Institutions and laws matter for economic development. It is very clear from economic history that protection for property rights is necessary for industrialization and growth. But that was always about property rights in land and physical stuff. In the 1960’s the phrase “intellectual property rights” was created, and many people have just assumed that protecting so-called “intellectual property rights” is necessary to growth. Of course that assumption has been made without reference to the historical record. Now a German economic historian Eckhard Höffner, disputes this. Instead, he observes that the absence of copyright accompanied Germany’s fantastic growth and industrialization in the 19th century, leaving England and France in the dust. Frank Thadeusz, writing in Der Spiegel, says:
The entire country seemed to be obsessed with reading. The sudden passion for books struck even booksellers as strange and in 1836 led literary critic Wolfgang Menzel to declare Germans “a people of poets and thinkers.”

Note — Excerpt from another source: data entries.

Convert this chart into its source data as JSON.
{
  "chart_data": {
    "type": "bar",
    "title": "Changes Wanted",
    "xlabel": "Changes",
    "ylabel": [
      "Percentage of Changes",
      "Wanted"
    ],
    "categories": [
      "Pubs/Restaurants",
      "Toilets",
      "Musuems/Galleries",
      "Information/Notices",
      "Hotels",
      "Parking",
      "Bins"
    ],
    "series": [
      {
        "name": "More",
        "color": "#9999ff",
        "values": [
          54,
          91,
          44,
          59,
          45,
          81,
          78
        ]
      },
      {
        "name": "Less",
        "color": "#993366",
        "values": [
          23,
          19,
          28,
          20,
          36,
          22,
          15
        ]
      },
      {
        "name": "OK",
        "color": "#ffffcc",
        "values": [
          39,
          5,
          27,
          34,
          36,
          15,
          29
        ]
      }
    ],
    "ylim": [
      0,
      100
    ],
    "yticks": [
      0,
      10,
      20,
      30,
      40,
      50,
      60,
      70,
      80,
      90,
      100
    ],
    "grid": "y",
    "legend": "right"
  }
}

“That famous phrase is completely misconstrued,” declares economic historian Eckhard Höffner, 44. “It refers not to literary greats such as Goethe and Schiller,” he explains, “but to the fact that an incomparable mass of reading material was being produced in Germany.”Höffner has researched that early heyday of printed material in Germany and reached a surprising conclusion — unlike neighboring England and France, Germany experienced an unparalleled explosion of knowledge in the 19th century.
German authors during this period wrote ceaselessly. Around 14,000 new publications appeared in a single year in 1843. Measured against population numbers at the time, this reaches nearly today’s level. And although novels were published as well, the majority of the works were academic papers.
The situation in England was very different. “For the period of the Enlightenment and bourgeois emancipation, we see deplorable progress in Great Britain,” Höffner states.
Equally Developed Industrial Nation
Indeed, only 1,000 new works appeared annually in England at that time — 10 times fewer than in Germany — and this was not without consequences. Höffner believes it was the chronically weak book market that caused England, the colonial power, to fritter away its head start within the span of a century, while the underdeveloped agrarian state of Germany caught up rapidly, becoming an equally developed industrial nation by 1900.
Even more startling is the factor Höffner believes caused this development — in his view, it was none other than copyright law, which was established early in Great Britain, in 1710, that crippled the world of knowledge in the United Kingdom.
Germany, on the other hand, didn’t bother with the concept of copyright for a long time. Prussia, then by far Germany’s biggest state, introduced a copyright law in 1837, but Germany’s continued division into small states meant that it was hardly possible to enforce the law throughout the empire.
It is increasingly appearing that copyright is only economically good for publishers and those few authors/writers/performers who are fortunate enough to become superstars. Overall, for us the paying public we pay twice: once when we overpay for monopolistically produced books/songs, and twice when our economy and technologies fail to advance as fast as possible because we won’t/don’t/can’t share information. Let’s hope the World Wide Web can change that.